Sócrates, Manuela Moura Guedes, Eduardo Moniz e os sapos

Entendamo-nos: Eu achava o programa de “informação” apresentado às sextas-feiras por Manuela Moura Guedes abjecto. Por isso não o via.

O cidadão José Socrates e seus acólitos eram livres de achar o mesmo que eu ou, até, pior. Desligavam a televisão e não viam. Sabendo-se insultados faziam o que faz um cidadão: queixavam-se a quem de direito, os tribunais.

O primeiro-ministro José Sócrates espero que não tivesse tempo para perder com o programa porque estava ocupado com assuntos do país, portanto não o via. Sabendo-se insultado fazia o que faz um cidadão a quem acontece ser primeiro-ministro. Como não tem tempo a perder com minudências, manda processar o programa. Ou não, se quiser passar a imagem de quem convive bem com as críticas. Toma a decisão – espera-se que um primeiro-ministro tome decisões – de apresentar ou não apresentar queixa e age em conformidade.

O cidadão-primeiro-ministro José Sócrates quis o melhor de dois mundos. Passar a imagem de quem convive bem com a crítica e acabar com ela como se fosse primeiro-ministro-cidadão do Irão.

Eu, olhando os personagens, não me sinto bem com nenhum. Mas, neste caso, estou com Moniz e Manuela Moura Guedes. Informo o cidadão José Sócrates que engoli um sapo para escrever esta última frase. Peço ao cidadão José Sócrates que informe o primeiro-ministro José Sócrates de que engolir sapos faz parte do cargo.

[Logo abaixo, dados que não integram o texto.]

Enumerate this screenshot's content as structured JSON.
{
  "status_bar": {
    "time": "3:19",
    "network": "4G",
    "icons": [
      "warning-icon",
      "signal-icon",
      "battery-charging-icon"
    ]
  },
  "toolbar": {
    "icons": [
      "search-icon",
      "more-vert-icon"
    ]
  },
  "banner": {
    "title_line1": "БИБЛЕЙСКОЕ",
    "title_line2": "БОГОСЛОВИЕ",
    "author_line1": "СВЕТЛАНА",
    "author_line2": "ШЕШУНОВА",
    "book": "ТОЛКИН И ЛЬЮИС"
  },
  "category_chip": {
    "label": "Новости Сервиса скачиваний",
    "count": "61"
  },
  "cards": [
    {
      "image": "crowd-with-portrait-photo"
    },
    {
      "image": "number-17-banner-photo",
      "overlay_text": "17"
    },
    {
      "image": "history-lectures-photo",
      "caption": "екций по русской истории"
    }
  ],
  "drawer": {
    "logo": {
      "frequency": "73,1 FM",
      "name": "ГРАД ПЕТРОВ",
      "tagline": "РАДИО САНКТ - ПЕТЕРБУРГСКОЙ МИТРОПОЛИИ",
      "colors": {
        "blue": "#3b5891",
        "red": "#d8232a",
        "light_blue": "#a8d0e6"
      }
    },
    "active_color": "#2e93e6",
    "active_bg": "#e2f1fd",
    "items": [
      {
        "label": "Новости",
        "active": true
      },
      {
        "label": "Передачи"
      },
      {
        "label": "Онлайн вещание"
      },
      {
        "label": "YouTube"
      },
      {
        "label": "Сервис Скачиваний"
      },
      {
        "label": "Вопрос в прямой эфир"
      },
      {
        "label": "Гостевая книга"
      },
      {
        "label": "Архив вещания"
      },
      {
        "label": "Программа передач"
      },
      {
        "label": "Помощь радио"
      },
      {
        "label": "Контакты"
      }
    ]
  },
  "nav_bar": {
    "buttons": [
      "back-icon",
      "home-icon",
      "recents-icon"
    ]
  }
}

Não gostando de sapos resta a demissão.

Comments

  1. Luis Moreira says:

    Está muito bem escrito. A última questão em Portugal é a falta de credibilidade, Ninguem acredita em ninguem, e Sócrates contribiuiu para isso como ninguem…

  2. Maria Santos says:

    O que importa exactamente é aquilo que eu penso e não o que os média me tentam impingir. Deduzo, pelo comentário sobre o assunto Moniz/Sócrates que seria obrigatório tomar partido por um dos opositores. O que acontece é que as responsabilidades do 1º Ministro são largamente superiores à de Moniz e este último não tem qualquer legitimidade para pedir o afastamento de Sócrates. Era o que nos faltava se todo e qualquer ressabiado viesse pedir a queda de um ministro só porque não lhe fez a vontade. O casal Moniz/Guedes já tem idade para não fazer birras. Todos sabemos que estão a soldo de interesses privados cujo único propósito é rapar os últimos cêntimos de um país à beira de um abismo. E fazem isso, dizem eles, em nome do interesse do país. Queremos é ver-nos livres destes e doutros parasitas.

  3. Pedro says:

    Maria, eu também não acho que um primeiro ministro deva demitir-se só porque alguém o pede. O que eu digo é que um primeiro ministro tem que conviver com a liberdade de expressão e de imprensa e, por isso, engolir alguns sapos. Quem não esteja disposto a isso, não pode ser primeiro-ministro.